Rainer Haas soll vor dem Untersuchungsausschuss zur Beamtenhochschule als Zeuge aussagen. Der Ludwigsburger Landrat und langjährige Lehrbeauftragte trug den Korruptionsverdacht in die Öffentlichkeit. Woher wusste er von den Vorgängen im Rektorat?

Titelteam Stuttgarter Zeitung: Andreas Müller (mül)

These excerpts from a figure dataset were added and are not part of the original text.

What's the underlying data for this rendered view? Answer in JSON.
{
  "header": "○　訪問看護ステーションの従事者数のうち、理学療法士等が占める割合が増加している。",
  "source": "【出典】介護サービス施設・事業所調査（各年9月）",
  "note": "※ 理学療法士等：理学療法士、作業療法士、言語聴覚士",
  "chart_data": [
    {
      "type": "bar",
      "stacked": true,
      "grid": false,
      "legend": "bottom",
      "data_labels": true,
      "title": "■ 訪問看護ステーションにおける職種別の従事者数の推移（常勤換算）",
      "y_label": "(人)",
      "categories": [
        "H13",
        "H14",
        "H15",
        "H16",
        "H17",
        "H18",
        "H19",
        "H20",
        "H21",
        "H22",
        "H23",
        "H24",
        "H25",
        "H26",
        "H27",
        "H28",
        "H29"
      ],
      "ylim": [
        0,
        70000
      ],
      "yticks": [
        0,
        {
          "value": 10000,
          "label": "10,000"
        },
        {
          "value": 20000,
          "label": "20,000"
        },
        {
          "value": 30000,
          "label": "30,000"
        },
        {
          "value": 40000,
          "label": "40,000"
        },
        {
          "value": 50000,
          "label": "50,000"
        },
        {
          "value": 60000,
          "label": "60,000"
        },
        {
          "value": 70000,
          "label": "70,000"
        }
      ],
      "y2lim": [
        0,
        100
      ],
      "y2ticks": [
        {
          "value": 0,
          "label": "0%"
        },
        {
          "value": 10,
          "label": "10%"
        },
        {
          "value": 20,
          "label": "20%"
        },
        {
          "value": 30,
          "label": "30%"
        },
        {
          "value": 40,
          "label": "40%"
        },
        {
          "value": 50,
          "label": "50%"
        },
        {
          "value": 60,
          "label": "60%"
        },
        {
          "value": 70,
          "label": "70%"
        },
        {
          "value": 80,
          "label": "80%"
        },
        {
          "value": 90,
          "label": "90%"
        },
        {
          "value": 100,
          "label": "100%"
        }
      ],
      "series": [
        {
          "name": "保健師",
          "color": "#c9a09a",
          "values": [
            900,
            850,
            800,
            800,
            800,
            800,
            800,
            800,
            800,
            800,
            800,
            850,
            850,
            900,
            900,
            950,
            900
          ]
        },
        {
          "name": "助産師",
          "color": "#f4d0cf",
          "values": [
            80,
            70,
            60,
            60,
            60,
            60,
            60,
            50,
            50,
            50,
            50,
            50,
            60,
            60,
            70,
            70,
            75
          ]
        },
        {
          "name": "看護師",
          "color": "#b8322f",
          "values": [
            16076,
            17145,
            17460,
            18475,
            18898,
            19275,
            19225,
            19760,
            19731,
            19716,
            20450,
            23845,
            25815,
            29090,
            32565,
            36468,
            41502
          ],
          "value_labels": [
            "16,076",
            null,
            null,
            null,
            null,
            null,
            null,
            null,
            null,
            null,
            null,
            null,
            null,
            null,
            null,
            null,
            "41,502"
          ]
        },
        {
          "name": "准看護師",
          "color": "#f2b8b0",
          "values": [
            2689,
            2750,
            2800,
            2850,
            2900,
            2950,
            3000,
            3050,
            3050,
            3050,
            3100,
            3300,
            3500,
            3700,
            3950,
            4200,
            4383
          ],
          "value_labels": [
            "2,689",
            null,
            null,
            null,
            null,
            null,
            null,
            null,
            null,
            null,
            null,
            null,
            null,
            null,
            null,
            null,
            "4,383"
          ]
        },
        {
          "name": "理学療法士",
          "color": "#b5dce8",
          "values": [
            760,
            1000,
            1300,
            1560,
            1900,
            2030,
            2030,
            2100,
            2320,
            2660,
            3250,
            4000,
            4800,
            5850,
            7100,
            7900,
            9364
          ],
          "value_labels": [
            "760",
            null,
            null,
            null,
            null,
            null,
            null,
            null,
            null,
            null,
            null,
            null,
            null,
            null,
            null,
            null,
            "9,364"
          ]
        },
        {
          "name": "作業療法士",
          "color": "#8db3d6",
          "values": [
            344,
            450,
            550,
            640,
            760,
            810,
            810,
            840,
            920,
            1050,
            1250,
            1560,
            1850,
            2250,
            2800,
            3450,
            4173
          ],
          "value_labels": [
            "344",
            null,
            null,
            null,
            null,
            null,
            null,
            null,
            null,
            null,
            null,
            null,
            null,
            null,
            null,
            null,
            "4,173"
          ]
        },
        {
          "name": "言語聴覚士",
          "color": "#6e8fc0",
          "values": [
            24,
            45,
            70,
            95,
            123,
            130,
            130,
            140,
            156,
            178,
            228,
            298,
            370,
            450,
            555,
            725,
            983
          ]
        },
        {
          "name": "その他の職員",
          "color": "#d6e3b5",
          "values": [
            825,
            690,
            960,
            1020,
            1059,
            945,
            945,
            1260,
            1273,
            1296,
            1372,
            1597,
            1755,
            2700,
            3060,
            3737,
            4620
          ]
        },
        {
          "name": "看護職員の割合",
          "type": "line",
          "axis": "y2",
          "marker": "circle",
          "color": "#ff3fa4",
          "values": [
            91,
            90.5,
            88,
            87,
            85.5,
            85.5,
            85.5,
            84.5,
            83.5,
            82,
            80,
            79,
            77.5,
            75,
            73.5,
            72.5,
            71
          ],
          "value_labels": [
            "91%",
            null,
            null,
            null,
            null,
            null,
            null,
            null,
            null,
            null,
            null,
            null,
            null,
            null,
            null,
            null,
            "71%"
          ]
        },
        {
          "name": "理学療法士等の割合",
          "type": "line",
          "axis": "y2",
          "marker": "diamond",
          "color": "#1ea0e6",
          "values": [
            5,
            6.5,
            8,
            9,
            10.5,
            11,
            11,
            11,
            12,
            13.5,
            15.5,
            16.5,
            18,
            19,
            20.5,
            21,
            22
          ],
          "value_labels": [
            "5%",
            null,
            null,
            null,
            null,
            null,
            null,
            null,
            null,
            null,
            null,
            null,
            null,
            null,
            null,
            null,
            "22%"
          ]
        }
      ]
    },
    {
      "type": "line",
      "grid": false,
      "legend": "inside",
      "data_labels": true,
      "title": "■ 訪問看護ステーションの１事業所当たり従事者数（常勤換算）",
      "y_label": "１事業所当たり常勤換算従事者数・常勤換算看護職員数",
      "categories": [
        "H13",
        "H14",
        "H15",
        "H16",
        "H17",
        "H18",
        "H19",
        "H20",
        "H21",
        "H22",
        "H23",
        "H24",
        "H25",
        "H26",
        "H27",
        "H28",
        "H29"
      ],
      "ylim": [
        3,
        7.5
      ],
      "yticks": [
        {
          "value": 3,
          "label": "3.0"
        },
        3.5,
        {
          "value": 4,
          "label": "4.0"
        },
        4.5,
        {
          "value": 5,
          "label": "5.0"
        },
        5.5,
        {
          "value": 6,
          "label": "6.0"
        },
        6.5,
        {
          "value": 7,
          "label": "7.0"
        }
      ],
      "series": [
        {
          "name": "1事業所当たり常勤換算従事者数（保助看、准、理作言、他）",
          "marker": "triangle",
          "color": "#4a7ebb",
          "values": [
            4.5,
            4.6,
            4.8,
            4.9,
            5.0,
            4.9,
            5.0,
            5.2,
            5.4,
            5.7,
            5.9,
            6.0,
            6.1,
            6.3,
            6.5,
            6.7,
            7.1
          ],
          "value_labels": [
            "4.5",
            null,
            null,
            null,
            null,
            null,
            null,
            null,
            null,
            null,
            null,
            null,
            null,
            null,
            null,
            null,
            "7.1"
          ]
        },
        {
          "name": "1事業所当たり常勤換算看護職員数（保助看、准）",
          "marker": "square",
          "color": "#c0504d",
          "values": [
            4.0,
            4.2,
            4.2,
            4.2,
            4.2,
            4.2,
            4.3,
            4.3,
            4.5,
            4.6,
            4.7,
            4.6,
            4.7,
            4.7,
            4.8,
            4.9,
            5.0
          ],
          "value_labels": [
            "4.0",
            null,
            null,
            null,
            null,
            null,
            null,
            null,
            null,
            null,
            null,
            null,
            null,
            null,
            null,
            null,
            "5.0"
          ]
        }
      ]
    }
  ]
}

Stuttgart/Ludwigsburg - Es war eine lange Liste von Namen, die die Vorsitzende in der jüngsten Sitzung des Untersuchungsausschusses zur Verwaltungshochschule Ludwigsburg herunterratterte. Alle Genannten sollten noch als Zeugen gehört werden, verkündete Sabine Kurtz (CDU), deswegen dürften sie nicht als Zuhörer anwesend sein. Mitten in der Aufzählung: Rainer Haas, der Ludwigsburger Landrat, langjähriger Lehrbeauftragter und bis 2014 Mitglied des Hochschulrates.

 

Haas spielte nicht nur eine wichtige Rolle bei der Ablösung der früheren Rektorin Claudia Stöckle, indem er ihr frühzeitig öffentlich das Vertrauen entzog. Indirekt gab er auch den Anstoß, dass sich die Staatsanwaltschaft mit der Beamtenschmiede befasste – allerdings nicht mit den fragwürdigen Zulagen für Professoren, deretwegen inzwischen Anklage erhoben wurde, sondern mit einem Korruptionsverdacht, der sich dann doch nicht bestätigte. Beide Vorgänge werfen Fragen auf, zu denen sich der Sprecher des Landrates jetzt gegenüber der StZ äußerte.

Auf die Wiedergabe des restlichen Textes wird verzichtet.